プログラムをウチワの様に扇ぎながら溜め息をつく。
悠と会ってると、携帯が鳴る事が多い。しかも女の子からが大半。
それはそれで仕方がないと思ってる。まぁ、あの容姿だし、モテないわけがない。それをとやかく言う程私は子供じゃないし。
悠は、『好き』とか『愛しい』とか『大切な人』とか簡単に口にする。
いくつになっても、そうゆう風にストレートに言葉にされると嬉しい。でも嬉しい反面、不安になる。

他の人にもそうなんじゃないかって…。
私だけに囁いて欲しい…、そう願ってしまうのは、私の我が儘なのかな。

私が悠にもう一歩踏み込めないのは、そんな所なのかもしれない。
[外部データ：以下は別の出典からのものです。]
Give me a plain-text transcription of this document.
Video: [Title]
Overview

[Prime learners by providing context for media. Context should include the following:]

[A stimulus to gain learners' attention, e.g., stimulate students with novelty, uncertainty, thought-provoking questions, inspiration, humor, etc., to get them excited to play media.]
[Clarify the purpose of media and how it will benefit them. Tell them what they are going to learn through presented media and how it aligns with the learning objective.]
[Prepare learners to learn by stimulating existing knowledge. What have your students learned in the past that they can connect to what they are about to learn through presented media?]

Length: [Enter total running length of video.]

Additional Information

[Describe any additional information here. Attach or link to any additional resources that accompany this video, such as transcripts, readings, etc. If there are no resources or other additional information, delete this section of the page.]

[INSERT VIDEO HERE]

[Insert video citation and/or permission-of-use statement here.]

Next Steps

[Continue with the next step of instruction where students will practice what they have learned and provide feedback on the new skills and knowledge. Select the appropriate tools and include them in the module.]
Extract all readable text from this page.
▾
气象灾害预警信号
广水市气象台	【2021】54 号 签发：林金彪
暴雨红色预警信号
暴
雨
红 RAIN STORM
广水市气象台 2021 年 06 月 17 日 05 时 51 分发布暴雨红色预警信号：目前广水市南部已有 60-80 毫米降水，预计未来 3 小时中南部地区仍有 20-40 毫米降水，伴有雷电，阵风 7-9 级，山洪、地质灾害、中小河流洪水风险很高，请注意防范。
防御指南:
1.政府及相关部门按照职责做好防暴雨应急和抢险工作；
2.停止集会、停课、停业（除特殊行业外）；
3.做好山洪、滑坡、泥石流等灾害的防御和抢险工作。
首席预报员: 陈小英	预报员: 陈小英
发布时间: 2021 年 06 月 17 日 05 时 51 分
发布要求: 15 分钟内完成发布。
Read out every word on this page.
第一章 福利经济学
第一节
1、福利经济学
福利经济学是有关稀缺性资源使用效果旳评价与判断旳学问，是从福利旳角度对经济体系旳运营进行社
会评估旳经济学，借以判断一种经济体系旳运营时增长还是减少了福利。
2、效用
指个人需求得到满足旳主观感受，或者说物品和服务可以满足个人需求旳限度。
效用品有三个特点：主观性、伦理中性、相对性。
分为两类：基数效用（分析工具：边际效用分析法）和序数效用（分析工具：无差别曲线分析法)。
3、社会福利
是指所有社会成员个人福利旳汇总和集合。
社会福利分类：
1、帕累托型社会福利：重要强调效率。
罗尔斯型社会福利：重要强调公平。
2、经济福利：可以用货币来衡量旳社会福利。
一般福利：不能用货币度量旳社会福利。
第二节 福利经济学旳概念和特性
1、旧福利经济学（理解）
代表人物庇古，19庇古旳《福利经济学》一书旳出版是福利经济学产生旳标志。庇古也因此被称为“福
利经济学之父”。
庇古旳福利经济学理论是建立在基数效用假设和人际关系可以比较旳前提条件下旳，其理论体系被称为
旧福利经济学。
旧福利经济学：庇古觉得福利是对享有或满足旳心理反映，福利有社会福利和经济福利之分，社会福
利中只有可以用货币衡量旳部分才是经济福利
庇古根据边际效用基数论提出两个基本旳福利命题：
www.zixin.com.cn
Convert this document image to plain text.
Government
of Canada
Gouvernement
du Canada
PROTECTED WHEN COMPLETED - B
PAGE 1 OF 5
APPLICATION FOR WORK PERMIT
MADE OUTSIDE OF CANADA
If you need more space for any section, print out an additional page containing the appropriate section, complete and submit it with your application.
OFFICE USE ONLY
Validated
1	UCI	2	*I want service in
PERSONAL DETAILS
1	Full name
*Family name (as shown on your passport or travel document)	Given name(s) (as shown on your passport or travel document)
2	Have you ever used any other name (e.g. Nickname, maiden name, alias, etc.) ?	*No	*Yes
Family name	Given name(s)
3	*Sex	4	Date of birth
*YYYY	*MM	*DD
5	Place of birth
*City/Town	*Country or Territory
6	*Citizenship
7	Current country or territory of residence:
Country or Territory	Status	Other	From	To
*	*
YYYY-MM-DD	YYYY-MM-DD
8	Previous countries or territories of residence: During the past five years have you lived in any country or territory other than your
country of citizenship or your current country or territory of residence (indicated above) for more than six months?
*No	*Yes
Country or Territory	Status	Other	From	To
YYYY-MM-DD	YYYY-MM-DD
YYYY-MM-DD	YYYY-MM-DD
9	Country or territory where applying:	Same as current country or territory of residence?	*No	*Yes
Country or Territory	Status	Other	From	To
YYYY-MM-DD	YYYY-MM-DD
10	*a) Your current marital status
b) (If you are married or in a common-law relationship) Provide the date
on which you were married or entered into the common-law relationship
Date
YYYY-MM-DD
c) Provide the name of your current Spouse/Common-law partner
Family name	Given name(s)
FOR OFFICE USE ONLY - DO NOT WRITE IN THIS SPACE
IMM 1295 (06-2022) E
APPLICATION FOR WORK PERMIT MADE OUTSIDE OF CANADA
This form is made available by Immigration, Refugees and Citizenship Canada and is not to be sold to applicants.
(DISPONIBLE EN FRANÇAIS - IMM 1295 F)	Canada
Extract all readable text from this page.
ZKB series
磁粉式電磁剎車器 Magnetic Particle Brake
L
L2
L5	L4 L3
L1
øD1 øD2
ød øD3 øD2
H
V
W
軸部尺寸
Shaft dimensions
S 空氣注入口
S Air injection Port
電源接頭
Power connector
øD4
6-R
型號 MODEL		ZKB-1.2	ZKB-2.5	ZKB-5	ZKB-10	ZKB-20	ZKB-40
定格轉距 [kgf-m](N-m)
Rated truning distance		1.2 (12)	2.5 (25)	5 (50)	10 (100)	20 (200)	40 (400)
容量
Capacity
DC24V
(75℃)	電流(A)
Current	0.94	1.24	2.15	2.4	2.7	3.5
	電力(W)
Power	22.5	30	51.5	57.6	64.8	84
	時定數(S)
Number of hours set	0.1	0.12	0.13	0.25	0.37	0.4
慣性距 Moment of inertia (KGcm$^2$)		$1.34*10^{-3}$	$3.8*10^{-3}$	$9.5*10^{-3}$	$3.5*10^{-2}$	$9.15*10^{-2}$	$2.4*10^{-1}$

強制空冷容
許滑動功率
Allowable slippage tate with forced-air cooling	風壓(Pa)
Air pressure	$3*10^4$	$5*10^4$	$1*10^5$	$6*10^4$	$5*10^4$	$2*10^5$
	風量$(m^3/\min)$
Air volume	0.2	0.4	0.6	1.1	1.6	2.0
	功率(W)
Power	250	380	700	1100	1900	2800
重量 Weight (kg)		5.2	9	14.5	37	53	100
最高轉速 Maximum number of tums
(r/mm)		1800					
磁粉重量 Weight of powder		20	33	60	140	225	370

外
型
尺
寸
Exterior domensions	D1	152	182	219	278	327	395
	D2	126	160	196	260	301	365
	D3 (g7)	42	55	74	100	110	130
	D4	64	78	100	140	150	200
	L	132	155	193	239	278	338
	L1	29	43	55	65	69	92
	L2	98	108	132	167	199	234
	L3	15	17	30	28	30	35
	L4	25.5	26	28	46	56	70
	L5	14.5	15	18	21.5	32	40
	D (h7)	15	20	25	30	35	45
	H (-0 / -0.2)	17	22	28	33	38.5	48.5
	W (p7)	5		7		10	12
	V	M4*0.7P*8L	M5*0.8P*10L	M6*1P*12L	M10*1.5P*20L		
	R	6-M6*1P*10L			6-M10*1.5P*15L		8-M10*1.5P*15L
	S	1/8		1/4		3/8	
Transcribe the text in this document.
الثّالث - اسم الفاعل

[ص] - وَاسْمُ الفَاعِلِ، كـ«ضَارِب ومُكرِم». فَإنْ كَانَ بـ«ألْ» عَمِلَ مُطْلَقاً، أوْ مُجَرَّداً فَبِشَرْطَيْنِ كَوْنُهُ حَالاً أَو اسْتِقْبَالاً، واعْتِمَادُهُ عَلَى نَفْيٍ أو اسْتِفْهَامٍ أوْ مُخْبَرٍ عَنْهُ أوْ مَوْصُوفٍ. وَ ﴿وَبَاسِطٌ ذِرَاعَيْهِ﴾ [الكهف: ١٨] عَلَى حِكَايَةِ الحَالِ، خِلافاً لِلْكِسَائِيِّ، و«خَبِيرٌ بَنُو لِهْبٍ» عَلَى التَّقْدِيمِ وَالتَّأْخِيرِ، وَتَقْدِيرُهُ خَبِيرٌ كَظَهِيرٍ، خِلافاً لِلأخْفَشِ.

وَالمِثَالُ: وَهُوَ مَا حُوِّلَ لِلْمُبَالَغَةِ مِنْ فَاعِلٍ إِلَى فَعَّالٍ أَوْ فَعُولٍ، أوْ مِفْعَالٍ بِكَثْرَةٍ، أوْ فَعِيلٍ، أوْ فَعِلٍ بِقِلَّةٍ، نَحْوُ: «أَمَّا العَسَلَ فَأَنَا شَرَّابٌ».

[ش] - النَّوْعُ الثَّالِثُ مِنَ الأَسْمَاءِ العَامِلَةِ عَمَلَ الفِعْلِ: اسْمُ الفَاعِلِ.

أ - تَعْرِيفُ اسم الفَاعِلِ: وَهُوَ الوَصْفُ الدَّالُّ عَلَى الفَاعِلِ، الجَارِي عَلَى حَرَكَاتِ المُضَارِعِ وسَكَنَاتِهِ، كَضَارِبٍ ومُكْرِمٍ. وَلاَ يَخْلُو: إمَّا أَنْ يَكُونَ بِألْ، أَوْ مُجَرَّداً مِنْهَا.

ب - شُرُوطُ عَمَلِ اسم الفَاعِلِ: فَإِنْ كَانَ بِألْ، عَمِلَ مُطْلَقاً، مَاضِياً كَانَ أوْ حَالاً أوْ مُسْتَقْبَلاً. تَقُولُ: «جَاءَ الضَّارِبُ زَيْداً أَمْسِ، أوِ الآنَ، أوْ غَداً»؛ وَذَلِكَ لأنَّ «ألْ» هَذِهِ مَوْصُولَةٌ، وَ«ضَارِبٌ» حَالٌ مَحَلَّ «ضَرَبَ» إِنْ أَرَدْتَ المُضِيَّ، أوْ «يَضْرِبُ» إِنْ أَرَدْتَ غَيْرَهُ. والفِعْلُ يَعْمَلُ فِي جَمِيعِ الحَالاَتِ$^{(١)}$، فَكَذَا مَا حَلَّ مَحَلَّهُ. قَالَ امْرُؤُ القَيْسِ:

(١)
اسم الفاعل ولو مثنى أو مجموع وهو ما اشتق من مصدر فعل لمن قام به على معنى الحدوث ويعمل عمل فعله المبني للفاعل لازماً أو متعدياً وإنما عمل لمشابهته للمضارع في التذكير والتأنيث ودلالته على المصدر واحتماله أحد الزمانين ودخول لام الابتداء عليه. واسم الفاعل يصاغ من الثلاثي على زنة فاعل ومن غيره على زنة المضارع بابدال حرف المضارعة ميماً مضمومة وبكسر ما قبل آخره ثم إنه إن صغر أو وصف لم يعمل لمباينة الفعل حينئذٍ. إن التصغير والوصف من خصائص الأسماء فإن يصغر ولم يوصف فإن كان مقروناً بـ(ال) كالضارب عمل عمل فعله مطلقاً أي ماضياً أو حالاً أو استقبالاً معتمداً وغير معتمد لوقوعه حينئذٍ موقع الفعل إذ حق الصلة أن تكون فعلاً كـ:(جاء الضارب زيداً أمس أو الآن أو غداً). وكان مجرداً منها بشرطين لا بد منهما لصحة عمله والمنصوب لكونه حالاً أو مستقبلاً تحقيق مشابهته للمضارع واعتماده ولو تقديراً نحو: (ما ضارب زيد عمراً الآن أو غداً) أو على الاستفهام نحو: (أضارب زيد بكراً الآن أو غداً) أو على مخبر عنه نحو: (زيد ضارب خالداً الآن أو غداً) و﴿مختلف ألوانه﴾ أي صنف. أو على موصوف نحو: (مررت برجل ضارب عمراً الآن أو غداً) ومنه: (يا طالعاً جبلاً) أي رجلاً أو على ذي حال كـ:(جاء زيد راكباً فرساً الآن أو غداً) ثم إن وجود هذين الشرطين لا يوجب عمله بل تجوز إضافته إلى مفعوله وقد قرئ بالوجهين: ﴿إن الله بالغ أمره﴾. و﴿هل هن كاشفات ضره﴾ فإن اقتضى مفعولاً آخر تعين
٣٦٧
教師と生徒というだけでなく…。
悠の事を知ろうとして、傷付くのが恐いのかもしれない。いい年して臆病かな…。
お昼も過ぎ、体育祭も佳境に差し掛かった。
『1000mリレーが始まります。選手の方は…』というアナウンスが流れ、出場者がスタート位置に向かう。
クラス対抗1000mリレーは体育祭のハイライト。クラスから選ばれた精鋭五人によって行われる。

その中に悠の姿を見つける。
踝丈のジャージを膝下まで捲りあげて、裸足で立っていた。

応援席からは大歓声の渦。
それもそのはず。この競技は得点が高い為、どのクラスも必死になるんだそうだ。